The controversial Queensland Senator echoed the sentiment of many Australians who are not pleased over China’s expanding property investments in the country.
The lease of Port of Darwin to China, the ownership of 9.1 million hectares of land by Chinese investors and the ongoing foreign buyouts of infrastructures and properties prompted Anning to make a bold stand for Australia.
In 2015 a 99-year lease to operate the Port of Darwin was awarded to a Chinese company.
The agreement signed with the Landbridge Group worth $506 million created a wave of geopolitical dissent in Australia.
Many citizens accused Adam Giles’ government of selling the port to China. Washington was not pleased with the move either.
The port was the southern flank of the US operations in the Pacific and former US President Barack Obama complained they were not made aware of the transaction.
At that time, the silent tug of war between United States and China on the South China Sea issue had already begun.
The deal did not sit well with defense experts as it entails serious security implications. There were even speculations that it could act as a front for Chinese “espionage or sabotage” of US Navy vessels in the port.
Two years later, Australians were alarmed by Landbridge group’s move to refinance the Port of Darwin.
The company used the port as security for a loan of up to $500m from the Chinese government-owned Export-Import bank (Exim). It was reported that the company pursued the loan to develop the port as well as other Darwin-based projects.
Currently, Landbridge owns oil and gas assets in Australia and is building a luxury hotel and industrial park in the area.
Another point of concern for Anning is the escalating Chinese ownership of Australian land.
In December 2018, it was reported that China has added another 50,000 hectares to their Australian property portfolio.
Despite the growing concerns over foreign intrusion and security threats, the total area of land under China’s control has ballooned to more than 9.1 million hectares.
Australians need to brace themselves for a possible increase of China’s stake on their land because inquiries on residential properties from Chinese buyers have increased in the final quarter of 2018.
The renewed interest may have been sparked by declining property values in Australia’s key cities and the strengthening of Yuan.

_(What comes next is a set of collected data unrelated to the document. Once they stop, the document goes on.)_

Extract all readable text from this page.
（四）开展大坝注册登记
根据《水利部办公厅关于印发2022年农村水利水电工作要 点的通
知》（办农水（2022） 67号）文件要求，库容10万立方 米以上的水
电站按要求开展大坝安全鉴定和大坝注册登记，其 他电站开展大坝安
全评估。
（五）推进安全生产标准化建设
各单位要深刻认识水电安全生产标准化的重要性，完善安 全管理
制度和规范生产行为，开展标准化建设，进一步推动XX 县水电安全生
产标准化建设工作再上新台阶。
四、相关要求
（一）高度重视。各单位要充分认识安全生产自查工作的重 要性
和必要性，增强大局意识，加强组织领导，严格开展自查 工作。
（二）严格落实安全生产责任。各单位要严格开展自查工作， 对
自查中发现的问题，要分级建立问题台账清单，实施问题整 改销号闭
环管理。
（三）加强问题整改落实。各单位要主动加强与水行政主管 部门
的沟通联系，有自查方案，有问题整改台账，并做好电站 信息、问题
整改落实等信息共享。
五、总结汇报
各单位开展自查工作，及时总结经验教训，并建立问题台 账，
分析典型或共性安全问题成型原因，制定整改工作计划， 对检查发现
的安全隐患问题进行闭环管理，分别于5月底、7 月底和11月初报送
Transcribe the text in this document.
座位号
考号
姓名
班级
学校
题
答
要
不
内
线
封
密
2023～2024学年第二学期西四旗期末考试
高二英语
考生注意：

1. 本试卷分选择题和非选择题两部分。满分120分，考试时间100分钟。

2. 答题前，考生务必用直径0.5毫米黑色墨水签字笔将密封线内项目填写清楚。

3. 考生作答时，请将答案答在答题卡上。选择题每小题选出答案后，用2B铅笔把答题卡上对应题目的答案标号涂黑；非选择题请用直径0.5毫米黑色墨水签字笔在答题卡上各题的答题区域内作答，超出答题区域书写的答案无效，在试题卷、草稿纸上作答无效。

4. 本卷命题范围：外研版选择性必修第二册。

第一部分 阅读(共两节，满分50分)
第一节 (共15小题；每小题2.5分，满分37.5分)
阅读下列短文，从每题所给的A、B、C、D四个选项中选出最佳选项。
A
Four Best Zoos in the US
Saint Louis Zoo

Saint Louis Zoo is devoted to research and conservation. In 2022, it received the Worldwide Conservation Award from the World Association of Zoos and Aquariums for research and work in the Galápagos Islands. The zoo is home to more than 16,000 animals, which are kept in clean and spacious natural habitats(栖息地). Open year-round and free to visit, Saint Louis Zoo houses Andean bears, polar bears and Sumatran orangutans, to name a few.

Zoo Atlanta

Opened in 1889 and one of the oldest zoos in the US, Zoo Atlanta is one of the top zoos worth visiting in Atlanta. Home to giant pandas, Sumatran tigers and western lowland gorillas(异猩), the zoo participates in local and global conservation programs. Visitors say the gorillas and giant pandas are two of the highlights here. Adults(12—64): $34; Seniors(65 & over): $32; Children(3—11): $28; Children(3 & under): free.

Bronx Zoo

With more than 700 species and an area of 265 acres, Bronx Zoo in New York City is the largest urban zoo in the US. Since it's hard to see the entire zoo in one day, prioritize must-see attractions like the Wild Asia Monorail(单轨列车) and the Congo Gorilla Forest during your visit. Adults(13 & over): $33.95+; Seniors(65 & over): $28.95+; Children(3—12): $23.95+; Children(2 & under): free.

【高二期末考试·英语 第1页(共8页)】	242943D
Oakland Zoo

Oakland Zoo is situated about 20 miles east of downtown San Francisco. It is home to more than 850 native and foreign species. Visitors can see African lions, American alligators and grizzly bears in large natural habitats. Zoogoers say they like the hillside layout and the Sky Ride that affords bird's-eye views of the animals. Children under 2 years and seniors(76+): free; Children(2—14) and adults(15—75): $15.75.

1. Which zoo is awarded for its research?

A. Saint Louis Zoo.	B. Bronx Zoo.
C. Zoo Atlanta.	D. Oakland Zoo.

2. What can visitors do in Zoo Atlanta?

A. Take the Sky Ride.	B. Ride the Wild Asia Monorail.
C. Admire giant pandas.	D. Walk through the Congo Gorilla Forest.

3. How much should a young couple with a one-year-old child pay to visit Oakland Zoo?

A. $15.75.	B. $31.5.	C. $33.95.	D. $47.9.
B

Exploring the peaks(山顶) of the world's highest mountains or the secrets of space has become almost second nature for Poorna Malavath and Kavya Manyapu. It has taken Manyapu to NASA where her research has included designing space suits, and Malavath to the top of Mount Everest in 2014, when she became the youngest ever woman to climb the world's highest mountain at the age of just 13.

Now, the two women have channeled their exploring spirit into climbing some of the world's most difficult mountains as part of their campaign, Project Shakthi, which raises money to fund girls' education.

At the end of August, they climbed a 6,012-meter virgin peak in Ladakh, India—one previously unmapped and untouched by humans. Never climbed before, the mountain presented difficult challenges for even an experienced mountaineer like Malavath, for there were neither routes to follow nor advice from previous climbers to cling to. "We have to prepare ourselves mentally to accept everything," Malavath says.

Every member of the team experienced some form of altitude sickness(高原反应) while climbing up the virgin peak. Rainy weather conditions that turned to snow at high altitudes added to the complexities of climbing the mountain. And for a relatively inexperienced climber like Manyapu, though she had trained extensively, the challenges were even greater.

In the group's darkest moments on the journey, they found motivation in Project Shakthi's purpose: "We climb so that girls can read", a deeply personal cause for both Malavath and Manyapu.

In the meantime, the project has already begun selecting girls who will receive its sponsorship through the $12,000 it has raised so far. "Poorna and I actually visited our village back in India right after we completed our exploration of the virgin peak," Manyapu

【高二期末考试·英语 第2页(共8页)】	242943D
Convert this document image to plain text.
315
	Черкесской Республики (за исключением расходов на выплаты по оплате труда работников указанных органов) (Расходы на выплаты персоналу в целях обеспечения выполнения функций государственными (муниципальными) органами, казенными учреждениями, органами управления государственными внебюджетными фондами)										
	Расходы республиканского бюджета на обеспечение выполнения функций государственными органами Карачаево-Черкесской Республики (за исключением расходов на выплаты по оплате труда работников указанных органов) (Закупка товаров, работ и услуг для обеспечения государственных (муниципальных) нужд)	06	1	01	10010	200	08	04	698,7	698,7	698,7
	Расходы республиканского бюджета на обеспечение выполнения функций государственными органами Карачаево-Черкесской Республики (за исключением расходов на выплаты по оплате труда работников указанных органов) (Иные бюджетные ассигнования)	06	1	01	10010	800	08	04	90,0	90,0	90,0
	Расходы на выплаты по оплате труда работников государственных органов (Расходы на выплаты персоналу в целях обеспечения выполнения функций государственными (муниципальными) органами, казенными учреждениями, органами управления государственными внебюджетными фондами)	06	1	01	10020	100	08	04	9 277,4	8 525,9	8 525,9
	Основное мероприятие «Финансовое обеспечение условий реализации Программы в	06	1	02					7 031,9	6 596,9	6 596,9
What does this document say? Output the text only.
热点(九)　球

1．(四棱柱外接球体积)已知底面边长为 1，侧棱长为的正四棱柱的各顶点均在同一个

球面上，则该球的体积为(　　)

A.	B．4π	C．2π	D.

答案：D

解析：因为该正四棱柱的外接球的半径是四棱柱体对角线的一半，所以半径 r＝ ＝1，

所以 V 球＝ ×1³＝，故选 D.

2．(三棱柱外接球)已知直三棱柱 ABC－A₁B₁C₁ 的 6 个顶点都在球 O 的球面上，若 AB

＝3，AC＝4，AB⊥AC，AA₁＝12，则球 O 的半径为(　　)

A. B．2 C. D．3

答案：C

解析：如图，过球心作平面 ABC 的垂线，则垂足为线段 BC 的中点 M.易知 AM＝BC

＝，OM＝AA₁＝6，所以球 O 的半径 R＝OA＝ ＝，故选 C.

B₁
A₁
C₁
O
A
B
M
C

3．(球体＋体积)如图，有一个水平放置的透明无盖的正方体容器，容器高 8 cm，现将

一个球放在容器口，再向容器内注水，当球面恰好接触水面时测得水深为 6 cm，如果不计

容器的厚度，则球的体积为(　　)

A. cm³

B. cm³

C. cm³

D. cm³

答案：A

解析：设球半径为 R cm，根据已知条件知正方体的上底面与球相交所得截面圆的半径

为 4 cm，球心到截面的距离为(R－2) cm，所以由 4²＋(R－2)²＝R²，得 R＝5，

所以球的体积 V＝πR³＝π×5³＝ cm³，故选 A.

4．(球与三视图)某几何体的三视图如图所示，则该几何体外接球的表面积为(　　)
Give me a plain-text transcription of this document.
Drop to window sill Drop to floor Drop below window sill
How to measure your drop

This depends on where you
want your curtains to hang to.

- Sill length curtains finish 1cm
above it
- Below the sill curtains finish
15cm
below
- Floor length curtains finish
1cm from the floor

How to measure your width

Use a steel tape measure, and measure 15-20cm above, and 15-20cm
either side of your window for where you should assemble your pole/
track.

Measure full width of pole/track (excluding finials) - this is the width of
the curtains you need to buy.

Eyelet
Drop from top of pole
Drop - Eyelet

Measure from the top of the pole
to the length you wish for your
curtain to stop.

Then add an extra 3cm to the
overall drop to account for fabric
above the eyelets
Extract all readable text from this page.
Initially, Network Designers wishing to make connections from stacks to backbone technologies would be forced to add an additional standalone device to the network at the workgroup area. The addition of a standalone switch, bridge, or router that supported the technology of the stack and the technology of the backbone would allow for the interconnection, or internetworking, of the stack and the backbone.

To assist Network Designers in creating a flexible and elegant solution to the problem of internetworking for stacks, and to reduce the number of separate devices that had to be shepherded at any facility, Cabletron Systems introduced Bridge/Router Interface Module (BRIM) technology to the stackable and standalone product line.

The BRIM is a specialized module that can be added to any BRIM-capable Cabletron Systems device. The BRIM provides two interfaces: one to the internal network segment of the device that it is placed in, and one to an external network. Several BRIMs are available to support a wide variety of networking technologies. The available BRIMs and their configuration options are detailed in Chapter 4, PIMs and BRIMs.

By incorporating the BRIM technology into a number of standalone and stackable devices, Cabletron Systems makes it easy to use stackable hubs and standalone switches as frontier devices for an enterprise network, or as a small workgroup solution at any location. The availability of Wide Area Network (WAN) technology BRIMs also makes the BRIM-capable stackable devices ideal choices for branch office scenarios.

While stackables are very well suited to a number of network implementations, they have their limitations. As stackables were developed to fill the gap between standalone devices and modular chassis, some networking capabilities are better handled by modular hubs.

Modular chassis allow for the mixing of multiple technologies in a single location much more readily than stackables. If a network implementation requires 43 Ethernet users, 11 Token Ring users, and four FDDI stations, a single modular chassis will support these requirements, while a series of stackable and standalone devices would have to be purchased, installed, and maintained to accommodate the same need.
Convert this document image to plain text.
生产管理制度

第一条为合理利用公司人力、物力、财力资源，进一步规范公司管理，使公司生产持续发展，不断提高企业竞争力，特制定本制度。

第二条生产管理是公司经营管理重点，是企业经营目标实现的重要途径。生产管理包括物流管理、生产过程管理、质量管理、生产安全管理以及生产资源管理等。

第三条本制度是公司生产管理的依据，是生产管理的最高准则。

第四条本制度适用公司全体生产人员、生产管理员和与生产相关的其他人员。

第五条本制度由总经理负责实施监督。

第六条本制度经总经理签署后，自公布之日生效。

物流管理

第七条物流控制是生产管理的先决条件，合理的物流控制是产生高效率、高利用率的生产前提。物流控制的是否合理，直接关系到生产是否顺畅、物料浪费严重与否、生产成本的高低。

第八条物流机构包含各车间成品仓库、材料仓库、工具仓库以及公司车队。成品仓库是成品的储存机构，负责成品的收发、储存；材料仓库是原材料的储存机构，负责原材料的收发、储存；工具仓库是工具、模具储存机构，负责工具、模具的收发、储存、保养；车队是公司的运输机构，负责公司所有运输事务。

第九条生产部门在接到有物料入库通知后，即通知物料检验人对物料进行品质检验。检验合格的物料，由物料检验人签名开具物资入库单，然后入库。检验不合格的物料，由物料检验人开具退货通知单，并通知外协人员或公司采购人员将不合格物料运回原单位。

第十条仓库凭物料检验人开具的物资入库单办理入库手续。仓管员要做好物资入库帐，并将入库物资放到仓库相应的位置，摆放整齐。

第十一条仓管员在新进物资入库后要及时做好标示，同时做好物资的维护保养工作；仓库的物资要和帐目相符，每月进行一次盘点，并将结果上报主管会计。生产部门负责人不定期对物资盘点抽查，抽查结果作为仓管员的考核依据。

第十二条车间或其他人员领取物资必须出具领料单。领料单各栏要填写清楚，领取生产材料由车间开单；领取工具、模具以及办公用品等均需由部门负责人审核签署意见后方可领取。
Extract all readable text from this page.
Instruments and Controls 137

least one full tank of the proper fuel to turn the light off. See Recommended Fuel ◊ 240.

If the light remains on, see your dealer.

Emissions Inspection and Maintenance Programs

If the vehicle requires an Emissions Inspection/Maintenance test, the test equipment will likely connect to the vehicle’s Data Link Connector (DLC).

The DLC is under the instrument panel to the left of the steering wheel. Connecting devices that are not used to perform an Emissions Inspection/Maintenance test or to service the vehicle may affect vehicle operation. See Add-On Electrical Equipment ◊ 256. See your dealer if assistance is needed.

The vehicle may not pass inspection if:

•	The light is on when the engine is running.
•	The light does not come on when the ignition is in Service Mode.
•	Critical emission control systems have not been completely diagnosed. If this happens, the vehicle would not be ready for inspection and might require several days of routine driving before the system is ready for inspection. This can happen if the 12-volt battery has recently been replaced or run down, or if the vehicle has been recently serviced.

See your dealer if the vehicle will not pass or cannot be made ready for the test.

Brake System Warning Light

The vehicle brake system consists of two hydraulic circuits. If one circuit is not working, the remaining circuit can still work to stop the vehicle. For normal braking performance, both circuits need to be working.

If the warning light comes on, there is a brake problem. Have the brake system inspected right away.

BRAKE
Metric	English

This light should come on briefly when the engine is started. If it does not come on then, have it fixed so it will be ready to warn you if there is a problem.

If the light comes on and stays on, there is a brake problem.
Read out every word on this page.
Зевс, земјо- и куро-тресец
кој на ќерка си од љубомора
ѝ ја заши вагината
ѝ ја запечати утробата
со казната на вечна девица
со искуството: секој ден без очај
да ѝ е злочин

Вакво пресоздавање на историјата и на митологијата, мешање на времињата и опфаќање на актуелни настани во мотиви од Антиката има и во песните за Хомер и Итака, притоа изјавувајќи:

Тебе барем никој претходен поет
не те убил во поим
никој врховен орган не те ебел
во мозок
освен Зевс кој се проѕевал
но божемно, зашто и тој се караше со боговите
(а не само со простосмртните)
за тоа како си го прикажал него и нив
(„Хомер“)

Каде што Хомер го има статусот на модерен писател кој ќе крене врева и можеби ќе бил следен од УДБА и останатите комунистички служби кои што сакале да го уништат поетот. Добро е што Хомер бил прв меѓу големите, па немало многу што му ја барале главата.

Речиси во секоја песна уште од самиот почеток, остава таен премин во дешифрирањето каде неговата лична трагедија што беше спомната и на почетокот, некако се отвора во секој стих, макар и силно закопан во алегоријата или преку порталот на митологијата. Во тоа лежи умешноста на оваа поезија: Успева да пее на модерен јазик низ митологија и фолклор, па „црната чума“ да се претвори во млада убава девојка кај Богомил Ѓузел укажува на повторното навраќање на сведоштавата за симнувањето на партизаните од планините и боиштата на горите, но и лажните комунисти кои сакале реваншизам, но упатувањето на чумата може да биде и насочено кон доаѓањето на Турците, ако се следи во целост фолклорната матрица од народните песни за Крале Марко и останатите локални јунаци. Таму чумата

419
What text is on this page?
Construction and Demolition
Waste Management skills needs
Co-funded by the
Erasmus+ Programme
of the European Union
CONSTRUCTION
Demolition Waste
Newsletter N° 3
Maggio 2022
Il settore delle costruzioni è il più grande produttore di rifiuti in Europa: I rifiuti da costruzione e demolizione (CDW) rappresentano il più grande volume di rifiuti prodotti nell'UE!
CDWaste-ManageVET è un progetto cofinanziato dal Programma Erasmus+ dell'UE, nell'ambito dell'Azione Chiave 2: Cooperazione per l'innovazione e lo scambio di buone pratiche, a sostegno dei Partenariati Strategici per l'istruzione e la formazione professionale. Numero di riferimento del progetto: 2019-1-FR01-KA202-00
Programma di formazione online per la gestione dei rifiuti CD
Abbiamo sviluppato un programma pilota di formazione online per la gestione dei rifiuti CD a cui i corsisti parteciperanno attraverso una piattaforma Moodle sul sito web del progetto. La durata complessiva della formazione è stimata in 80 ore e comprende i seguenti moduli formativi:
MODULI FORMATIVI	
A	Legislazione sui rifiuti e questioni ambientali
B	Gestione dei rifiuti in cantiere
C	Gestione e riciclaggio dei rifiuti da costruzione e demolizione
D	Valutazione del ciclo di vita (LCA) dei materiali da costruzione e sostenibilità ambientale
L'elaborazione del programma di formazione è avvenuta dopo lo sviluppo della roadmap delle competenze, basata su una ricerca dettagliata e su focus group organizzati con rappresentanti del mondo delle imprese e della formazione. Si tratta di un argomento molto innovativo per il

Carrie Law, CEO and Director at Juwai.com said “The Chinese yuan is now about 6% higher against the Australian dollar compared to this time last year. That means the relative advantage in currency rates is in favor of Australia compared to other major countries.”
“[That provides] an incentive for Chinese buyers to direct their investment to Australia and other countries where their purchasing power is still strong,” she added.
She also believes that the adverse effects of the US/China trade war on the economy are pushing Chinese investors to turn to Australia:
“With the trade war making some Chinese investors increasingly nervous about making new acquisitions of US real estate, some of those investors may turn to Australia as a natural alternative.”
While this remains to be seen, one thing is certain, Australians no longer welcome the idea of China owning a big chunk of their beloved land.
It’s time for the government to elevate measures to prevent a Chinese takeover to ensure their citizens that foreign investments will not compromise national interest.